Hopping along for the ride, Amber Heard (“The Step Father,” “Pineapple Express”) unleashes her meanest inner Texan, appearing to have the time of her life as an impossibly gorgeous waitress with boots made for ass-kicking and a disposition to match. The fact that she just happens to roll in a rumbling big block ’69 Charger doesn’t hurt matters, either. “Twilight’s” Billy Burke does a fair turn as the snaky-slick cult leader, wearing the role like a sweaty silk shirt.
The high point of the cast, though, is certainly Bill Fichtner, who, though typically relegated to playing pencil pushers or somebody’s dad, here steps up to front and center as Satan’s right hand man, hot on Cage’s trail. His character, known only as “The Accountant,” is patient, imperturbable and generally so fucking suave he makes “The Matrix’s” Agent Smith look like Adam Sandler. Like Boba Fett in a Brooks Brother’s suit, he not only walks away with every scene he’s in, but acts as a wonderfully competent counterpoint to all the sputtering, toothless hillbillies that populate the rest of this world.

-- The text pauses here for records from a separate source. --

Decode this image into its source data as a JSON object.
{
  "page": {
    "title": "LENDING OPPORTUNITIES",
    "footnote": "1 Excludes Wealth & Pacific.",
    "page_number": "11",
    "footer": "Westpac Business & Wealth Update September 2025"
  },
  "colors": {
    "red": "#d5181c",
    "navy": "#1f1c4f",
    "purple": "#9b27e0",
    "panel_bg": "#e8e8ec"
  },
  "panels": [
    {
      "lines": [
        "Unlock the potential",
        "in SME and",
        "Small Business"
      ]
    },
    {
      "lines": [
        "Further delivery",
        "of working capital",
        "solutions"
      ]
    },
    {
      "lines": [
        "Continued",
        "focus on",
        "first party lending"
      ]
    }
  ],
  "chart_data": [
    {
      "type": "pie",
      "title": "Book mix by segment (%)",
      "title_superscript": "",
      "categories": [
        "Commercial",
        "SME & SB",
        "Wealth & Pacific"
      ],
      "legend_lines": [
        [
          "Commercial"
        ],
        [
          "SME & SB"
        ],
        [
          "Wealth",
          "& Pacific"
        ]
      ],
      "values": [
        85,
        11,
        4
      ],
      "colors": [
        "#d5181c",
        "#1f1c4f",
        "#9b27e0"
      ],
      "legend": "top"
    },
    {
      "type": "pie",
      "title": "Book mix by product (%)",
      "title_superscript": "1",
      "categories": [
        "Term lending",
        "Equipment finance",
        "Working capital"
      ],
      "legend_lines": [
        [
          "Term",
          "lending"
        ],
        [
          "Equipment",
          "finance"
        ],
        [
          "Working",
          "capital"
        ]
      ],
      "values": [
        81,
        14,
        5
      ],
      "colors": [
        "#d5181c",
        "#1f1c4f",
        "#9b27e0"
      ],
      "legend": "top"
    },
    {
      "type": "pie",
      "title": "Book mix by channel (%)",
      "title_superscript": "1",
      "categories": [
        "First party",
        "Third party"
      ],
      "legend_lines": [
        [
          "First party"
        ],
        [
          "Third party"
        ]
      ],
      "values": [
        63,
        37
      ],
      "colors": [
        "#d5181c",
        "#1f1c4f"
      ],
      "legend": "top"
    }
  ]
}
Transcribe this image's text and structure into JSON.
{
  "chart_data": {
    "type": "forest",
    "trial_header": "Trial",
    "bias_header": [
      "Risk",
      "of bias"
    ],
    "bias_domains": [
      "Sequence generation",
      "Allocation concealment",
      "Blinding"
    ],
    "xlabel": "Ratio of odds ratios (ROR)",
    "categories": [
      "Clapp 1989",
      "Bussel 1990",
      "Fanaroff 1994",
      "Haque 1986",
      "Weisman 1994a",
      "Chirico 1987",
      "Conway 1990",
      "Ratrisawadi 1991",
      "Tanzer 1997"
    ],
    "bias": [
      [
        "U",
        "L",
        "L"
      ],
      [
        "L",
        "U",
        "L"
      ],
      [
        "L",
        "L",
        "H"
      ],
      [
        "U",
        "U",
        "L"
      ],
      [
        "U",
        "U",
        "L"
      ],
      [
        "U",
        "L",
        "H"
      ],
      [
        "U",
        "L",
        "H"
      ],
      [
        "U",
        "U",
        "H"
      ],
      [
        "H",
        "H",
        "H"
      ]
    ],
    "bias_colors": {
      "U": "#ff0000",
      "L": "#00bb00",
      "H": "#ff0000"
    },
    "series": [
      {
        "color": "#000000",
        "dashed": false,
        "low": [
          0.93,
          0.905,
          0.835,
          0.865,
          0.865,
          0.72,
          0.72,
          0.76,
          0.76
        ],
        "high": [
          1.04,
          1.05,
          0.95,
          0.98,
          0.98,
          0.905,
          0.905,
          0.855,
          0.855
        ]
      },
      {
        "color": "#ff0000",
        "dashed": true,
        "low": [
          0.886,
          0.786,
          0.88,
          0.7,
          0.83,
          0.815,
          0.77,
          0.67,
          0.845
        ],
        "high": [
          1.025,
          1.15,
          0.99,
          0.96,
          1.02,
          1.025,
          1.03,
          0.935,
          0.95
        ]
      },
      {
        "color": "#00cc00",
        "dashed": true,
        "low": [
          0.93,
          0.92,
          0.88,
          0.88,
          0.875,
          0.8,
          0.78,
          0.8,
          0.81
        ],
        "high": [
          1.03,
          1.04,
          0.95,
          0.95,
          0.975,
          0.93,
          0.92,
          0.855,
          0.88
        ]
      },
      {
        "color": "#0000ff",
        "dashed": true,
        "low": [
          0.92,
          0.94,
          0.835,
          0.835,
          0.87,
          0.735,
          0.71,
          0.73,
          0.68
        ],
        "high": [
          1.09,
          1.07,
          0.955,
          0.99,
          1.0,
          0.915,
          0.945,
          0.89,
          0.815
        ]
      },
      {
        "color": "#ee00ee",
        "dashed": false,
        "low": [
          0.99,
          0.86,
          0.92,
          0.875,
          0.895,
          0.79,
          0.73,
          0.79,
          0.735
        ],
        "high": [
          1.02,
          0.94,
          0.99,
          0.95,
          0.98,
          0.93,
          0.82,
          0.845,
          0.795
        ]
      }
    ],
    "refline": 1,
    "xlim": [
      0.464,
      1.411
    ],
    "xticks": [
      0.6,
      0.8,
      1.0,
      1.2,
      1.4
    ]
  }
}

This is pure whitesploitation, with no apologies given or permission asked. The movie’s magnificently wanton use of 3-D may perfectly sum up the filmmaker’s intentions, flipping a bold, bloody finger to all the pantywaist “depth” that other films have been attempting lately, favoring instead to blow an audience’s eyeballs through the backs of their heads. A frothing, gnashing junkyard dog of a movie, it promises only to be fast, cheap and outta control, and when the rubber hits the road, it delivers.